Ilaria Tuti

Editions Pocket (Robert Laffont) / 2019 / 432 pages
» Les tueurs voient l’enfer que nous avons sous nos pieds, tandis que nous, nous ne voyons que les fleurs… «
Dans les montagnes sauvages du Frioul, en Italie, le commissaire Teresa Battaglia, la soixantaine, la langue acérée et le coeur tendre, est appelée sur les lieux d’un crime pour le moins singulier : un homme a été retrouvé mort, les yeux arrachés. À côté de lui, un épouvantail fabriqué avec du cuivre, de la corde, des branchages… et ses vêtements ensanglantés.
Pour Teresa, spécialiste du profilage, cela ne fait aucun doute : le tueur frappera à nouveau. Elle va devoir rassembler toute son énergie et s’en remettre à son expérience pour traquer cette bête humaine qui rôde dans les bois. Si tant est que sa mémoire ne commence pas à lui faire défaut…
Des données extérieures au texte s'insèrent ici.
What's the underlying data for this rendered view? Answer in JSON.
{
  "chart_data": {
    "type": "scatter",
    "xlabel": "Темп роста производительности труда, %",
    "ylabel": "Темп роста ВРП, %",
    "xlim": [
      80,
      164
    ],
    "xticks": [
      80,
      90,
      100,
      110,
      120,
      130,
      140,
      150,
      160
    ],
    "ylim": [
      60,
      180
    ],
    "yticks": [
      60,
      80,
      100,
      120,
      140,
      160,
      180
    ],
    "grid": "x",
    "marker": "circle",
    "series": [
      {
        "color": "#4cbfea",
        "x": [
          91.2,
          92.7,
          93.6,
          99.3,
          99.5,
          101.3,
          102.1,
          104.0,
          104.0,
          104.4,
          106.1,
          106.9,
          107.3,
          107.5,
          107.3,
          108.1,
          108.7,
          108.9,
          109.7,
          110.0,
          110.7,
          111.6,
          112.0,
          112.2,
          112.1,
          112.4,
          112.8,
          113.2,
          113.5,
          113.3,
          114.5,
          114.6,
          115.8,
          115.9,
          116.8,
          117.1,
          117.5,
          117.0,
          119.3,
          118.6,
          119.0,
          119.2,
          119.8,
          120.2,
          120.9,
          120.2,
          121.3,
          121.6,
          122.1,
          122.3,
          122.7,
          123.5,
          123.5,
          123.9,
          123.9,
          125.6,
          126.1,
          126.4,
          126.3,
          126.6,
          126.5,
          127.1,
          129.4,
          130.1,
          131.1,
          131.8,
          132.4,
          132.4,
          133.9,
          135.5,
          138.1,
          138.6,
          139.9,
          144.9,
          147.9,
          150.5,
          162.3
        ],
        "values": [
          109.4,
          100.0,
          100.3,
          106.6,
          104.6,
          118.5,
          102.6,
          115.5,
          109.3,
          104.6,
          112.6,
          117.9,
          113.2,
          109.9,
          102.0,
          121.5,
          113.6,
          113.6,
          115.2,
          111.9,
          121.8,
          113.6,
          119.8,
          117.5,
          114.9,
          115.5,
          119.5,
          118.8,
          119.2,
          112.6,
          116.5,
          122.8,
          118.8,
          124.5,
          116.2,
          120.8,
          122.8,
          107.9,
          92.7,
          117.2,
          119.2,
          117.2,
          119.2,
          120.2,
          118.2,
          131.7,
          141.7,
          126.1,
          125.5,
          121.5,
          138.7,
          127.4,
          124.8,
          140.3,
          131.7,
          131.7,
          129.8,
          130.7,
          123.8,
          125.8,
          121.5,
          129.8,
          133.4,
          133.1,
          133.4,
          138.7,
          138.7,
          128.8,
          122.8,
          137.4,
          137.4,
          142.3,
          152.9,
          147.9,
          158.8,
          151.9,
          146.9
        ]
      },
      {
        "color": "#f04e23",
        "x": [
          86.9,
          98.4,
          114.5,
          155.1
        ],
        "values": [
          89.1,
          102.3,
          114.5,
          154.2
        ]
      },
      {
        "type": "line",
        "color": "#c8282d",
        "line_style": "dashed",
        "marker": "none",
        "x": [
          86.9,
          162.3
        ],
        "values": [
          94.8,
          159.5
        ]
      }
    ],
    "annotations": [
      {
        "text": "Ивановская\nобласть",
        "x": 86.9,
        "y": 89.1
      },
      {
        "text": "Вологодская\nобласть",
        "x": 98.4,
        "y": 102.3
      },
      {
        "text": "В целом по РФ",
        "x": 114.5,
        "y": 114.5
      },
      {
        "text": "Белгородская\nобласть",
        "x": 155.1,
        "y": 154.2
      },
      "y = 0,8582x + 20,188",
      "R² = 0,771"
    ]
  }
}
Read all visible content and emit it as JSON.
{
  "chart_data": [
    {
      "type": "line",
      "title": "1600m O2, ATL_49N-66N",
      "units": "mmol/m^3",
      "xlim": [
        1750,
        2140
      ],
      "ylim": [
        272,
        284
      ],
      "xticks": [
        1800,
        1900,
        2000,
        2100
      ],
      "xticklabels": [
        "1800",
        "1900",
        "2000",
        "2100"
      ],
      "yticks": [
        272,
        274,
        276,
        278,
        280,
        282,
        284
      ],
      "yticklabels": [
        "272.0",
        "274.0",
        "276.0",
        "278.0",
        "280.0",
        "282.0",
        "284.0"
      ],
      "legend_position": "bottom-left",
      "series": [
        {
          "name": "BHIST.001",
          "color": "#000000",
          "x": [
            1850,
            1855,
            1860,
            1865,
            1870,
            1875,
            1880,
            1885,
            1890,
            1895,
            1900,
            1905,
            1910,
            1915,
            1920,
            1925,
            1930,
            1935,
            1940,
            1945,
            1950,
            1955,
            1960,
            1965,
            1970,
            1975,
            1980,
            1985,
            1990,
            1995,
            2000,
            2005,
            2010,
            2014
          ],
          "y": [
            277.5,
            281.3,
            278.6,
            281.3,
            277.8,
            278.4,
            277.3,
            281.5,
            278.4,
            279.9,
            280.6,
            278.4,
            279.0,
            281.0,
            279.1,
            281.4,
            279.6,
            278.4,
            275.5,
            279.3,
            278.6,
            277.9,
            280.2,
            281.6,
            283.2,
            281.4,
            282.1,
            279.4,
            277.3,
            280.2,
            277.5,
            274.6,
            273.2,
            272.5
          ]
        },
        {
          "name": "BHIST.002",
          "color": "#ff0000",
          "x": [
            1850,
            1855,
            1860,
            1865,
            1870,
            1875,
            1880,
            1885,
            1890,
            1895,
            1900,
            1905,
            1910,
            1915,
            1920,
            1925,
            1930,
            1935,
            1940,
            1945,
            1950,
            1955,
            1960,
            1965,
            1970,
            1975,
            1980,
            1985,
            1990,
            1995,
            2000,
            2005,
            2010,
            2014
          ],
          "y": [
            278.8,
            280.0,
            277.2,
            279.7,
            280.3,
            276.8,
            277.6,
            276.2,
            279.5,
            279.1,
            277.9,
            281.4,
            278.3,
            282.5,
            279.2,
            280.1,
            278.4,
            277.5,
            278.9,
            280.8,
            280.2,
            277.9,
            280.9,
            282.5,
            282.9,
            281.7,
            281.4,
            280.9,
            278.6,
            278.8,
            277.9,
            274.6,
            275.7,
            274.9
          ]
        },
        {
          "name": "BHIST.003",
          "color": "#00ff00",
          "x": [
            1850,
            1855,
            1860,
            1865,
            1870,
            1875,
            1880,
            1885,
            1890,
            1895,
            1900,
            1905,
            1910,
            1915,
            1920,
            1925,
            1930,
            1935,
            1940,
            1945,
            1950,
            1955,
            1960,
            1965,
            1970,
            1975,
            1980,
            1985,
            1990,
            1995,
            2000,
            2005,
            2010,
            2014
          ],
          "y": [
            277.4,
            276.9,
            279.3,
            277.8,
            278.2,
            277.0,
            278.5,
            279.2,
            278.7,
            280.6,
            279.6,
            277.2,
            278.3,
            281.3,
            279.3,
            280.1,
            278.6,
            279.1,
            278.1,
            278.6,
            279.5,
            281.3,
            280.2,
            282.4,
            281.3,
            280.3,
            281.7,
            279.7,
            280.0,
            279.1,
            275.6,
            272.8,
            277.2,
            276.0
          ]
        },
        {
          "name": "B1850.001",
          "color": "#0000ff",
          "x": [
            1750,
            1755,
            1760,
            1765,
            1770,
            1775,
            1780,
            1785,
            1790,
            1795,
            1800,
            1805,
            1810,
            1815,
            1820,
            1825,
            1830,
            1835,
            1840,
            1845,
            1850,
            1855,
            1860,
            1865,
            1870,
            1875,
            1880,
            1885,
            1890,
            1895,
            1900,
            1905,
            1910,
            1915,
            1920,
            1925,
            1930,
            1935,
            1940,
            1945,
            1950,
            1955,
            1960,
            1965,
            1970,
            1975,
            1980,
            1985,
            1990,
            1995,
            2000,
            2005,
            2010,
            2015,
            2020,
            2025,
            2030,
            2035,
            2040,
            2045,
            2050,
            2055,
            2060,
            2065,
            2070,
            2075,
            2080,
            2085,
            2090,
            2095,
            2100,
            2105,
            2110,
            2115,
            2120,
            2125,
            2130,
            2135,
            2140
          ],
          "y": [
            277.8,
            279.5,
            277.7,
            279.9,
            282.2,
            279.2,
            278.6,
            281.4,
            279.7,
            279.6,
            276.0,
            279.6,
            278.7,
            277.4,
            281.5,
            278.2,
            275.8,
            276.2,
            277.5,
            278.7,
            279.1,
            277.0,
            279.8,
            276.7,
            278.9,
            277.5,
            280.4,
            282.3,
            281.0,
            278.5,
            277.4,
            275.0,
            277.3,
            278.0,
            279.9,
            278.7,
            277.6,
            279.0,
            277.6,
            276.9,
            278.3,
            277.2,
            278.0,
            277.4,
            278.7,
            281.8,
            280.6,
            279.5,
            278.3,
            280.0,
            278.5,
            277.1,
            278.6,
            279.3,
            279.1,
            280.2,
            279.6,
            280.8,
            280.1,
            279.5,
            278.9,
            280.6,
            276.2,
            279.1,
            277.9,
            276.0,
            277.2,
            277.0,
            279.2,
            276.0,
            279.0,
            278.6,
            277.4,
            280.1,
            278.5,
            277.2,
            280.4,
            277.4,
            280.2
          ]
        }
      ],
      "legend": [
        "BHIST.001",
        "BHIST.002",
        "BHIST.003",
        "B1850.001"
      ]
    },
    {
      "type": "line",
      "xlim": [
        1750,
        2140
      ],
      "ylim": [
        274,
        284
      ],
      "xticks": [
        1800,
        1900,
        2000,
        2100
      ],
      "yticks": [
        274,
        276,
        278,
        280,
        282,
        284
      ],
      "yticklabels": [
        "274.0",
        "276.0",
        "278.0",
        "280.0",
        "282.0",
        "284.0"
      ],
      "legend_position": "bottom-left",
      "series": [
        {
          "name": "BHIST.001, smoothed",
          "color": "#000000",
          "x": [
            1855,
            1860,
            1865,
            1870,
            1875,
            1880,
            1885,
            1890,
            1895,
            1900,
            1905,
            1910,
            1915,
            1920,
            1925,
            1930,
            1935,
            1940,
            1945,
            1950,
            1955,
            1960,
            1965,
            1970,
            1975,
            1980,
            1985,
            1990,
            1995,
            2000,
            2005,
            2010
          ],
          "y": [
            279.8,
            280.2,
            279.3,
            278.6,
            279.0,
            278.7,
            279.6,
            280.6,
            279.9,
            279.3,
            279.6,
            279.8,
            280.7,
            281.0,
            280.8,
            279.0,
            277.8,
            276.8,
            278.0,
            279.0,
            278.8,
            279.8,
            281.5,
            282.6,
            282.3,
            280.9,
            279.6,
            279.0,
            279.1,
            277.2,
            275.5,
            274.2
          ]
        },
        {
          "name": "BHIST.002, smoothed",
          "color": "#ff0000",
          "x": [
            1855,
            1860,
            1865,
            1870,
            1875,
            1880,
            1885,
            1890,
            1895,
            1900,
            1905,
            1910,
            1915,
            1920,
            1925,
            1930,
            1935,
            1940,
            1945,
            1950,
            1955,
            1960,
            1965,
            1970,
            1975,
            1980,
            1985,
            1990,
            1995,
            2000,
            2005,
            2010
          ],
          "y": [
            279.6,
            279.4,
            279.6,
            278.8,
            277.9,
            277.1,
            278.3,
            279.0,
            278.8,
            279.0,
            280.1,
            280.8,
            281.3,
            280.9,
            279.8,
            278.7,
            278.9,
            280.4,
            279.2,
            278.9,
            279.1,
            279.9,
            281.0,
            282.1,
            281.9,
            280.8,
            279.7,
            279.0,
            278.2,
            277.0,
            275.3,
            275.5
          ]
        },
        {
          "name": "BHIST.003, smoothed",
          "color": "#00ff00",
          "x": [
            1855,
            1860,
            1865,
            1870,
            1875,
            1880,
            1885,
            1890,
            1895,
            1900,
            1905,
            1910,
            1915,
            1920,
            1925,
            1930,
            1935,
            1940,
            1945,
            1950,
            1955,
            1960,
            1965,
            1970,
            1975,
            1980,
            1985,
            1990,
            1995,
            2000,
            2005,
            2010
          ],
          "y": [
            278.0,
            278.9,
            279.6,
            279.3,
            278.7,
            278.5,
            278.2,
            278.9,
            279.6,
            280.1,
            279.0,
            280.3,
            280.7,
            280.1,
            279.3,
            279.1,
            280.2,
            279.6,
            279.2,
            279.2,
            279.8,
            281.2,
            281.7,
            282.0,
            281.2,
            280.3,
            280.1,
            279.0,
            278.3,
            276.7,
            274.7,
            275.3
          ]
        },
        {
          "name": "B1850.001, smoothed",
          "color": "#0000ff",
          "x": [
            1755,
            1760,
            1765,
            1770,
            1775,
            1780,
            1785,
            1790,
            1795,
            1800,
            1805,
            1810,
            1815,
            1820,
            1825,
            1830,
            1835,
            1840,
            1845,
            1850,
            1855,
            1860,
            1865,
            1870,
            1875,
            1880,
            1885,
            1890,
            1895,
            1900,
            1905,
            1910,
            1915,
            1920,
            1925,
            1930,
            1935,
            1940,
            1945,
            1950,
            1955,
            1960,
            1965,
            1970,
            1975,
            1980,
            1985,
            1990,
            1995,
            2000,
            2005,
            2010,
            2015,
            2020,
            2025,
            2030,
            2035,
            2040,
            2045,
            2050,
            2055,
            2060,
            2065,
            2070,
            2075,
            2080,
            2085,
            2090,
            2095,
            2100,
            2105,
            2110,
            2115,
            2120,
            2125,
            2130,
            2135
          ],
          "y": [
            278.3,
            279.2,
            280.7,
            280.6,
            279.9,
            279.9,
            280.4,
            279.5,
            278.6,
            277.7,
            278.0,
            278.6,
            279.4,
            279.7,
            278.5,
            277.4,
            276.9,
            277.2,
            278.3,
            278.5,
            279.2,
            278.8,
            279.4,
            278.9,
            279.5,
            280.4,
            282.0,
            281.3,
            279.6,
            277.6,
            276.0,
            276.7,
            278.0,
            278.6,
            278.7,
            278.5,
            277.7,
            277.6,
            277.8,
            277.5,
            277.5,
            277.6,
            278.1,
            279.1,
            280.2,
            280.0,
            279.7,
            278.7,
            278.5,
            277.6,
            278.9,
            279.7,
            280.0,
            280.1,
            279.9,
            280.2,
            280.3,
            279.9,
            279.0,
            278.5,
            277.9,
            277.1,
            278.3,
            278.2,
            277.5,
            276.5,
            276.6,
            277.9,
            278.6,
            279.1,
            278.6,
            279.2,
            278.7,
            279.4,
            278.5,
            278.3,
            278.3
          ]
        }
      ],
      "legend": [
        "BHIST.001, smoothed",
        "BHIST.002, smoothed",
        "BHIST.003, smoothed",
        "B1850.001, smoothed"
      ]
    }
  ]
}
Avec ce premier roman lu dans la sélection du Prix Nouvelles Voix du Polar 2020, c’est une virée immersive dans les montagnes italiennes de la frontière autrichienne que nous propose Ilaria Tuti, sur fond d’enquête sur les traces d’un tueur atypique. Qui est cet homme, a priori inadapté et cruel, vivant seul comme une bête dans les forêts montagneuses ? Qu’est-ce qui l’a poussé à passer à l’acte sur ces victimes qui n’ont pas l’air d’avoir grand chose en commun et pourquoi dérobe-t-il sur leur cadavre ce qui représente leurs sens ? C’est une chasse à l’homme qui débute pour la commissaire Teresa Battaglia, une sacrée bonne femme à la personnalité complexe et acérée, et ses fidèles collègues, malgré les obstacles liés à la nature et à l’attitude de clan des habitants du village, qui cachent de multiples secrets et mensonges enterrés.
Un jour ou l’autre, il faudra que quelqu’un m’explique ce qu’est un monstre, fit-elle. Nous les appelons ainsi mais en attendant, nous sommes incapables de changer de chaîne quand on parle de tueurs semblables aux informations. Car nous savons qu’ils sont en réalité comme nous : des êtres humains. C’est ce qui nous captive, de reconnaître une part d’eux en nous-mêmes.
Une très belle écriture, touchante, qui nous emmène en profondeur dans la psychologie des caractères. Construits avec finesse mais sans concession, on s’immisce dans l’intimité des personnages et on découvre des personnalités complexes et attachantes. C’est, je trouve, la grande qualité de ce roman, dont l’enquête manque pour moi d’un peu de rythme et de tension. Mais les superbes descriptions de l’environnement sauvage – qu’on sent très important et ancré dans la tête de l’auteure – nous permettent de voyager de manière intense et authentique. On voyage aussi dans quelques années en arrière avec les analepses consacrées aux expérimentations d’un pseudo-psychanalyste autrichien sur les nouveaux-nés d’un orphelinat, évocations régulières et lancinantes.
C’est également un bel hommage à sa terre natale que nous offre Ilaria Tuti dans ce premier roman. La montagne, finalement personnage principal et indétrônable, comme un refuge, une source intarissable, qui respire et décide de la vie qui y survit ou qui doit y être sacrifiée.
Les thèmes, poignants, de la perte progressive de ses facultés et des peurs qui en découlent, des effets effrayants et dévastateurs de la privation d’affection sur les nouveaux-nés – dérives expérimentales ayant réellement été menées sur des centaines d’orphelins – sont extrêmement bien exploités et déclenchent une réaction sans appel de notre sensibilité. On s’attache sans réellement s’en rendre compte à cette commissaire un peu bourrue qui lutte dans un combat intérieur sans espoir, et cet enfant, devenu grand, à qui on a volé un volet de sa vie sans lequel il n’a jamais pu se construire. On en vient, en refermant ce roman, à se questionner sur la relativité des concepts de bien et de mal, tout en perdant encore un peu plus foi en la nature humaine, définitivement pervertie.
La vie faisait peur, quand on regardait en face ce qu’elle pouvait être vraiment, mais elle demeurait sacrée, inviolable, une aventure extraordinaire qu’il convenait d’affronter avec le cœur battant à tout rompre et un sentiment d’émerveillement qui ne pouvait s’éteindre, même devant la douleur la plus déchirante.